| AVS 65th International Symposium & Exhibition | |
| Plasma Science and Technology Division | Tuesday Sessions |
| Session PS+EM+SE-TuM |
| Session: | Plasma Processing of Challenging Materials - I |
| Presenter: | Toshiaki Kato, Tohoku University, Japan |
| Authors: | T. Kato, Tohoku University, Japan T. Kaneko, Tohoku University, Japan |
| Correspondent: | Click to Email |
Graphene nanoribbons (GNRs) combine the unique electronic and spin properties of graphene with a transport gap that arises from quantum confinement and edge effects. This makes them an attractive candidate material for the channels of next-generation transistors. However, the reliable site and alignment control of nanoribbons with high on/off current ratios remains a challenge. We have developed a new, simple, scalable method based on novel plasma catalytic reaction [1-5] for directly fabricating narrow GNRs devices with a clear transport gap [6]. Since the establishment of our novel GNR fabrication method, direct conversion of a Ni nanobar to a suspended GNR is now possible. Indeed, GNRs can be grown at any desired position on an insulating substrate without any post-growth treatment, and the wafer-scale synthesis of suspended GNR arrays with a very high yield (over 98%) is realized [7]. The growth dynamics of suspended GNR is also investigated through the systematic experimental study combined with molecular dynamics simulation and theoretical calculations for phase diagram analysis. The improvement of thermal stability of Ni nanobar can be a key to realize the GNR nucleation in our method, which can be given by supplying higher density of carbon from plasma to liquid-phase Ni nanobar. The wettability of liquid-phase Ni nanobar against to the SiO2 substrate is also found to be an important factor forming the suspended structure of GNR. It is also revealed that the minimum length of GNR can be decided by the wavelength of Plateau-Rayleigh instability known as a traditional instability of fluid flow. We believe that our results can contribute to pushing the study of atomically thin layered materials from basic science into a new stage related to the optoelectrical applications [8-10] in industrial scale.
References
[1] T. Kato and R. Hatakeyama, J. Am. Chem. Soc. 130 (2008) 8101.
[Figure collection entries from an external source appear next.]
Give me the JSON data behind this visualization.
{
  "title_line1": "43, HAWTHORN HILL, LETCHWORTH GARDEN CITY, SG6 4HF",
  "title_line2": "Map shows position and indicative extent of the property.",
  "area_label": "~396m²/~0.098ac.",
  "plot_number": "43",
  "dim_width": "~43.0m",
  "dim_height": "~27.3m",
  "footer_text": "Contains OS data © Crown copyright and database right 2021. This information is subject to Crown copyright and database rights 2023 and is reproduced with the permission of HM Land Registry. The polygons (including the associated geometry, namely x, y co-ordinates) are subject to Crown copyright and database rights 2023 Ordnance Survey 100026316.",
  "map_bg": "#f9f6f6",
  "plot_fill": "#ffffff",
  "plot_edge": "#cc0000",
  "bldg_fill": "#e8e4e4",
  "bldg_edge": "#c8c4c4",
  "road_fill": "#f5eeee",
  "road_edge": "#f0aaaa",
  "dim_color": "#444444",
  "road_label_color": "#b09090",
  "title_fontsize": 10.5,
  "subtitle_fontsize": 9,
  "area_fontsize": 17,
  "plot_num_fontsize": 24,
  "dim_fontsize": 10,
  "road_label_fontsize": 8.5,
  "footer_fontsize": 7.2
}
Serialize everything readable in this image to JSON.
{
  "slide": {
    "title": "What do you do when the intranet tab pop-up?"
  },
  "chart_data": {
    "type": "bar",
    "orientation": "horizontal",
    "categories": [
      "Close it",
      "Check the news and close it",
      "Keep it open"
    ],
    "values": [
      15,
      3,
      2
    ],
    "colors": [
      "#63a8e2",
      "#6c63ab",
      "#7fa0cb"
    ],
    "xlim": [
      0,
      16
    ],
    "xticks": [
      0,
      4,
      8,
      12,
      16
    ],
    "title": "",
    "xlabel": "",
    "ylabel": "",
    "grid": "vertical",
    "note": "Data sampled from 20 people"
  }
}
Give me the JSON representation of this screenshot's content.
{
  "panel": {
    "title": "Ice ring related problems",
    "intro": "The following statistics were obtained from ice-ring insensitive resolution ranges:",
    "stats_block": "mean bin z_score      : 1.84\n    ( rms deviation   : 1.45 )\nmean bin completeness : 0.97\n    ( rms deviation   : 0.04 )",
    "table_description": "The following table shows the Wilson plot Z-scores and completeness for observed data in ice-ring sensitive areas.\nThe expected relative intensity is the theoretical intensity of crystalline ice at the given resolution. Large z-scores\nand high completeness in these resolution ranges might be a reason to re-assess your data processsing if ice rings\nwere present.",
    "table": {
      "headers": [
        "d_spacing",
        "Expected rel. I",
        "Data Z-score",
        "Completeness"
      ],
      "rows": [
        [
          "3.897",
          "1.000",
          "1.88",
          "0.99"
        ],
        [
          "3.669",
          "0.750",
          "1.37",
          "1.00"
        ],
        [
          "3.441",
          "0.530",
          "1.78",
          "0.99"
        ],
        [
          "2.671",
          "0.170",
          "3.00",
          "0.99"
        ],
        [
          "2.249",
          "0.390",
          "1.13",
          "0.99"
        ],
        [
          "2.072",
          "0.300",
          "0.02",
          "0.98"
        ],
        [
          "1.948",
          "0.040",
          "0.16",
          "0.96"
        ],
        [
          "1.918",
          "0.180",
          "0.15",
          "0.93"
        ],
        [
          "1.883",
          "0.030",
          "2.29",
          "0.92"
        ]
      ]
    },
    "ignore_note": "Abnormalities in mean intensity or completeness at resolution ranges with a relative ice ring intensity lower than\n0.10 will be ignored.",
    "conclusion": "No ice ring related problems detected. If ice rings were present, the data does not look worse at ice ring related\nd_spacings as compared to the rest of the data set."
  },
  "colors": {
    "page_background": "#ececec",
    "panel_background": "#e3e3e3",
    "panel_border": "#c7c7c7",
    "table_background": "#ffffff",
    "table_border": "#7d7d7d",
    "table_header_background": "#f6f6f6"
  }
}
[2] T. Kato and R. Hatakeyama, ACS Nano 4 (2010) 7395.
[3] T. Kato and R. Hatakeyama, ACS Nano 6 (2012) 8508.
[4] T. Kato and R. Hatakeyama, ACS Nano 4 (2010) 7395.
[5] B. Xu, T. Kaneko, Y. Shibuta, T. Kato, Scientific Reports 7 (2017) 11149.
[6] T. Kato and R. Hatakeyama, Nature Nanotechnology 7 (2012) 651.
[7] H. Suzuki, T. Kaneko, Y. Shibuta, M. Ohno, Y. Maekawa, and T. Kato, Nature Communications 7 (2016) 11797.
[8] T. Kato and T. Kaneko, ACS Nano 8 (2014) 12777.
[9] T. Akama, W. Okita, R. Nagai, C. Li, T. Kaneko, T. Kato, Scientific Reports 7 (2017) 11967.
[10] T. Kato and T. Kaneko, ACS Nano 10 (2016) 9687.